Biography

Hey there! My name is Bryan Relampagos, and I'm a senior Computer Science major at the University of San Francisco. I grew up in San Jose, California, but I currently live in San Francisco. If you'd like to get in touch with me, shoot me an email: barelampagos@dons.usfca.edu

Original Dataset Information

For this visualization, I am using the Food Inspections - LIVES Standard dataset, which was found on SF OpenData. The dataset itself includes 52663 rows, one row per Health violation found at a restaurant. Many restaurants span a couple rows, as they may have several health violations. There are multiple columns, but the ones of particular interest are:

  1. business_name: Name of the Business
  2. business_address: Street Address of the business
  3. business_postal_code: Business postal code
  4. business_location: Latitude and Longitude of the business in the format - (Lat, Long)
  5. inspection_date: Date and time a specific restaurant's inspection was conducted
  6. inspection_score: Overall score of the inspection on a scale from 0-100 (0-70 Poor, 71-85 Needs Improvement, 86-90 Adequate, 91-100 Good)
  7. violation_description: Short description of restaurant violation.
  8. risk_category: Scale of risk from Low Risk to High Risk

The other columns are: business_id, business_city, business_state, business_latitude, business_longitude, business_phone_number, inspection_id, inspection_type, and violation_id.

Data Processing

For this dataset, I did all my data preprocessing all in d3. In terms of filtering, I filtered out any of the data entries that:

  1. Did not have a valid zip code (e.g 00000 and 941033148)
  2. Did not have values for coordinates
  3. Had no health safety score assigned to it
  4. Contained schools (I wanted the emphasis to be on the restaurants)
For each restaurant in this dataset, I also took the average of each score that was listed in this dataset, and assigned the restaurant an Operating Condition Category based on this score. This criteria was taken from the San Francisco Department of Public Health, and that can be found here.
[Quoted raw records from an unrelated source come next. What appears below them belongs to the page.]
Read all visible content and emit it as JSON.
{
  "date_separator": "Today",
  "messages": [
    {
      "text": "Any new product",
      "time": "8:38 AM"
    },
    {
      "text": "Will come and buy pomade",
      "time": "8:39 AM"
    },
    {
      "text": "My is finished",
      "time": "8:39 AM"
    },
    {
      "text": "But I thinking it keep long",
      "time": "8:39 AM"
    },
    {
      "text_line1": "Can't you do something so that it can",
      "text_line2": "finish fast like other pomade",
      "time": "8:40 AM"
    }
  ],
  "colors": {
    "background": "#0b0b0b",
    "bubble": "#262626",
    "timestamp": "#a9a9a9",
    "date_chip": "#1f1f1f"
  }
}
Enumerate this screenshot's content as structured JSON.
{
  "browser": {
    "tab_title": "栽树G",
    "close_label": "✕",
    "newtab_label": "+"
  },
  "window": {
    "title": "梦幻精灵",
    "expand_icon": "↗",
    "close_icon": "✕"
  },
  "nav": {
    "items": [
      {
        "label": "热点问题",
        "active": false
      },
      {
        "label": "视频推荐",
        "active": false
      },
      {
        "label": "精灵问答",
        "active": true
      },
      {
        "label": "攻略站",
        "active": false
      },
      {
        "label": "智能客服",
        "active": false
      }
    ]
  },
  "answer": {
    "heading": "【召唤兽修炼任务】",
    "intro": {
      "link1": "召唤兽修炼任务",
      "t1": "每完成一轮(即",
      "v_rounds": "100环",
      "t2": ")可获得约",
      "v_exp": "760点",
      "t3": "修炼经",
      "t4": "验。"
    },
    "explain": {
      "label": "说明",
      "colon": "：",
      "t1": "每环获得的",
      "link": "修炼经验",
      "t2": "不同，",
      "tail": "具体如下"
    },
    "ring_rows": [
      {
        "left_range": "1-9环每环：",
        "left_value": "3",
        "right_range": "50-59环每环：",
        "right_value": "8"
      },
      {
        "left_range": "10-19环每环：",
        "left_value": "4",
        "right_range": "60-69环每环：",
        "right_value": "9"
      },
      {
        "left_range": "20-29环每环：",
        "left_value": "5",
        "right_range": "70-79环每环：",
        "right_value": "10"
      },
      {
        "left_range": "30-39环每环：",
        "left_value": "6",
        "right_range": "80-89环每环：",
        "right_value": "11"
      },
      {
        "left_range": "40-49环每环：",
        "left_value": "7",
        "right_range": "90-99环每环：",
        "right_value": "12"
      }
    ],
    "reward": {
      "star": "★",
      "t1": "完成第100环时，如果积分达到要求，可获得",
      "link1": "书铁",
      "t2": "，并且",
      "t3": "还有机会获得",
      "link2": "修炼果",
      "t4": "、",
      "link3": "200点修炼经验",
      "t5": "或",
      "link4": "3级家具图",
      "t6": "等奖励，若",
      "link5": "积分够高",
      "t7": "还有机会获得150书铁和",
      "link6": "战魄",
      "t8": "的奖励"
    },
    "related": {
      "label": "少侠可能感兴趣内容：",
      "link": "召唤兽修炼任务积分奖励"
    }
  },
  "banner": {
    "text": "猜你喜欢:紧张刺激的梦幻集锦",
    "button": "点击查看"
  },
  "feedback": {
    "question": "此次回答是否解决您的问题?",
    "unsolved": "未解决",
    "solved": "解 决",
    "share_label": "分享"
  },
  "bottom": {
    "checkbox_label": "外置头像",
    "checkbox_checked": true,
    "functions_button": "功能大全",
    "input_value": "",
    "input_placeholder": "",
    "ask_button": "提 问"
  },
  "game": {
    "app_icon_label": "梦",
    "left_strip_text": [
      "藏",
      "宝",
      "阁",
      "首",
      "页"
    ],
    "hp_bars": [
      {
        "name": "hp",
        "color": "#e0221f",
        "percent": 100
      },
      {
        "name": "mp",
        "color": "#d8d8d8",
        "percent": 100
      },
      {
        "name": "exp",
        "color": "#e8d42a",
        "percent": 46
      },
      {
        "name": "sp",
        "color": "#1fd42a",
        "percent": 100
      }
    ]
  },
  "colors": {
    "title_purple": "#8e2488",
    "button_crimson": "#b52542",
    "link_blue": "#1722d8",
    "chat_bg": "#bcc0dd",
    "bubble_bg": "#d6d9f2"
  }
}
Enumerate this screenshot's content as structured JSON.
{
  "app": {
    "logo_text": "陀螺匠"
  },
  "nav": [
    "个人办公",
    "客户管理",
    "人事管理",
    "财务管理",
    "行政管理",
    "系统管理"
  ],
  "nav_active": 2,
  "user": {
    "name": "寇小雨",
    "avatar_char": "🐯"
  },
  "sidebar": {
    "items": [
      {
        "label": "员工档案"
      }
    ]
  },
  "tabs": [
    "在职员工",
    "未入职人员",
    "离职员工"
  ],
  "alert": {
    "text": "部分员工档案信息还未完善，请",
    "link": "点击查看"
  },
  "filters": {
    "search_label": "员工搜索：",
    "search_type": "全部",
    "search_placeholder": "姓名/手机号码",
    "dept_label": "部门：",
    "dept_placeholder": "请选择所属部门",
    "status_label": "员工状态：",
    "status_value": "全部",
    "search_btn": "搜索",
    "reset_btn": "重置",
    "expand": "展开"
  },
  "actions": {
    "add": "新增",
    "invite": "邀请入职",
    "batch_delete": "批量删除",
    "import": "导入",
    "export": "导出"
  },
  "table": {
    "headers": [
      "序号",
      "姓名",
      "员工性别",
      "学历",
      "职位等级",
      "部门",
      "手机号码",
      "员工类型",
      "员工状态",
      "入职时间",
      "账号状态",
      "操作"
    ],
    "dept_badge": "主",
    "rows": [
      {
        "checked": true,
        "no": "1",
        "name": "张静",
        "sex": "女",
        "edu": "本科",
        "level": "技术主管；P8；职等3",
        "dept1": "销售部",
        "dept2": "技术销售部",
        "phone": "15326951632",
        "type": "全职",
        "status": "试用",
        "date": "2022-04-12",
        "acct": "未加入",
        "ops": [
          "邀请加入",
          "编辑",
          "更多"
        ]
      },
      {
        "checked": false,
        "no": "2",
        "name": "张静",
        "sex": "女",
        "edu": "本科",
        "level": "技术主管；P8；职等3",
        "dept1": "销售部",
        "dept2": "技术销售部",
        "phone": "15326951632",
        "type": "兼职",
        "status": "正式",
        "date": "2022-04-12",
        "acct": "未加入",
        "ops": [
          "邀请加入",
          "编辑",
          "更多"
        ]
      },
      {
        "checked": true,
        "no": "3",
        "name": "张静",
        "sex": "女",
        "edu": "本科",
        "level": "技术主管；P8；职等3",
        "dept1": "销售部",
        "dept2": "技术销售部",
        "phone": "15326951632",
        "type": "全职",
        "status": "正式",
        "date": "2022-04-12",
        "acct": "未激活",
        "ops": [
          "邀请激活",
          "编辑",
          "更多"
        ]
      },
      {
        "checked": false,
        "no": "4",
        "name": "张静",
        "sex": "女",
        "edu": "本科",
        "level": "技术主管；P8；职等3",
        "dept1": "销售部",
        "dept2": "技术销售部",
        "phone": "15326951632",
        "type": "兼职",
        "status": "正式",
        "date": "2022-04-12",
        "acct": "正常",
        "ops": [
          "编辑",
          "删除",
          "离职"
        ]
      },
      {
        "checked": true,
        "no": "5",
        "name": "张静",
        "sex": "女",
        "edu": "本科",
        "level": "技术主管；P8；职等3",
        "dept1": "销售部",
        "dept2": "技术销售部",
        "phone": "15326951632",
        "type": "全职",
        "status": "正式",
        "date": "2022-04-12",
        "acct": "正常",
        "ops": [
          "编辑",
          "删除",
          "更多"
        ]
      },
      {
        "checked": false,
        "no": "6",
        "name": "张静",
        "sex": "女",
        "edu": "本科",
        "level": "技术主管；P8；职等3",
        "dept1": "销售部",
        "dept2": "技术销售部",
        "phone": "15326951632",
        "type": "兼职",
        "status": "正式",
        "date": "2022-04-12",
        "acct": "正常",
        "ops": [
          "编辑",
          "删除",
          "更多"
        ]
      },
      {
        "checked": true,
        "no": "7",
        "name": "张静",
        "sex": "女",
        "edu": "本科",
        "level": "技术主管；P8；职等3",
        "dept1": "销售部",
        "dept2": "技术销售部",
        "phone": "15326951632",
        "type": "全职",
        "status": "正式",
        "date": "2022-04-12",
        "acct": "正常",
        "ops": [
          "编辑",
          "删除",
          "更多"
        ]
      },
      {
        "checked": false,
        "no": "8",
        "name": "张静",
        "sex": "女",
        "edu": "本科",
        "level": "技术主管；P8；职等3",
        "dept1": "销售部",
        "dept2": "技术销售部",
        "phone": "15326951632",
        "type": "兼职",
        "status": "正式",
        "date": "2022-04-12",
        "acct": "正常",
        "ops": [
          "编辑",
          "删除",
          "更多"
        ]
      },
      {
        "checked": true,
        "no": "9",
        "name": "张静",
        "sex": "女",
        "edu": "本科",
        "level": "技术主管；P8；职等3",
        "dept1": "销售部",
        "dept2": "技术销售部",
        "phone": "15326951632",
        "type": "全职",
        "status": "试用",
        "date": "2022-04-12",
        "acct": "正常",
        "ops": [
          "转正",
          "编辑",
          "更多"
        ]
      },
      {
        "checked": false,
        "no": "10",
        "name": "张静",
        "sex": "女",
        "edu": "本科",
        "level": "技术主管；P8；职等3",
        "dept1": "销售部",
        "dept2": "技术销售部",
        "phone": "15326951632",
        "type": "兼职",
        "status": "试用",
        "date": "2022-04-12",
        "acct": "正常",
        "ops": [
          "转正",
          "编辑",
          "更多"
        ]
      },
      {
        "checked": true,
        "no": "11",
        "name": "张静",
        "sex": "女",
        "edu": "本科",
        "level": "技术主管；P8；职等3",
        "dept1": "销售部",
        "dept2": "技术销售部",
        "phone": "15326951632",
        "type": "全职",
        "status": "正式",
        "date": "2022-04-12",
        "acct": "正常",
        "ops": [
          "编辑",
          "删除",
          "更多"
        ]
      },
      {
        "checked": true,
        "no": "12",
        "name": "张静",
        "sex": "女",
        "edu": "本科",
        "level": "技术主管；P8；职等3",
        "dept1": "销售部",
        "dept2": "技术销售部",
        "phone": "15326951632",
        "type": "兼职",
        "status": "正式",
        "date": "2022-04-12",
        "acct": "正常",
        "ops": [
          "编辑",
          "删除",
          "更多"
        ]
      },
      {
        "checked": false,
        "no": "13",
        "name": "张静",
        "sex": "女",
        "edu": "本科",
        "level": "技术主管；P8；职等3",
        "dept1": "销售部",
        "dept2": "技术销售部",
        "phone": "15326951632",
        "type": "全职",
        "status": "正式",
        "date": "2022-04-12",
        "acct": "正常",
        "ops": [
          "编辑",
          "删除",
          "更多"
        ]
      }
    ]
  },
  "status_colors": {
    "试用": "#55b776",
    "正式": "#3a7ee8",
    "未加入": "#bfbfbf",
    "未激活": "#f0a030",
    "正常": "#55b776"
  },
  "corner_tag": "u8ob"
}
In addition, there were specific things that needed to be done for each visualization. For the maps (symbol and choropleth), I decided to divide the map of San Francisco by the zip code regions. I was able to download a Shapefile containing all of the coordinates/boundaries for these regions at SF OpenData. Unfortuantely, this data was encoded in an ESRI format, and in order for it to be useful for my visualization, I had to translate these coordinates to a EPSG:4326 encoding. I used QGIS, an open source geographic software to encode this Shapefile to EPSG:4326, and then I used mapshaper to convert this Shapefile into a usable GeoJSON format. For the bar chart, I filtered out any of the zipcodes that had less than 10 restaurants located within them.

Motivation

My motivation for choosing to visualize this dataset comes from the fact that many restaurants don't necessarily provide the details about their health safety scores. According to the San Francisco Department of Public Health, food establishments are required to post their inspection reports in a clearly visible place such that the general public is able to easily see it. However, not all restaurants abide by this rule, so my hope is that this visualization will make the every day person more aware of the scores. If more people are aware of restaurants health scores, hopefully they will somewhat boycott those businesses, which could lead to the business stepping up their game on their health safety regulations.

Visualizations/Findings

The visualizations can be accessed either through the navigation bar at the top of this page, or by clicking the appropriate images on the slider. Or, you can click the images below to see each visualization.

Symbol Map

For the symbol map, it's primary intention is to provide the user an easy way to visually see the restaurants in the dataset in terms of both location and average restaurant score. One immediate take away from this visualization is that a majority of restaurants fall into the "Good" category, as well as a very small amount of restaurants fall into the "Poor" category. This means that most San Francisco restaurants are abiding by the health standards put out by the SF Dept. of Public Health. Another interesting thing to see is that there is a large clump of "Needs Improvement" and "Poor" restaurants that can be seen in the downtown area, particularly the 94102, 94108, 94109, and 94133 areas. These areas are located around the Tenderloin (94102), Chinatown (94108), Nob Hill (94109), and North Beach/Chinatown (94133).

Stacked Bar Chart

For the bar chart, it's intention is to provide the user an easy way to visualize the amounts of restaurants in each category that are located in each zip code. Similar to the symbol map, we can clearly see that a majority of restaurants do fall into the "Good" category, and very few fall into the "Poor" category. While a majority of zip codes have an larger percentage of "Good" restaurants, some have a somewhat skewed distribution of restaurants. For example, 94133 has 151 "Needs Improvement" and "Good" restaurants, while there are 72 "Adequate" restaurants. Another interesting zip code worth taking a look at is the 94122 area, where there are actually more "Needs Improvement" restaurants than "Good" ones.

Choropleth Map

For the choropleth map, it's intention is similar to the stacked bar chart of showing the restaurant distribution, but it allows the user to get a better sense of where these zip codes are geographically in San Francisco. Some things worth noting about this visualization is that a majority of "Good" Restaurants can be found in the 94103 (South of Market), 94107 (Potrero Hill), and 94110 (Inner Mission/Bernal Heights) areas. This makes sense, as a majority of restaurants can be found in the downtown/SoMa area. On the other side of things, the 94102 or Tenderloin area has the most "Poor" restaurants, which can be somewhat, but not completely, attributed to the seedy reputation of this neighborhood.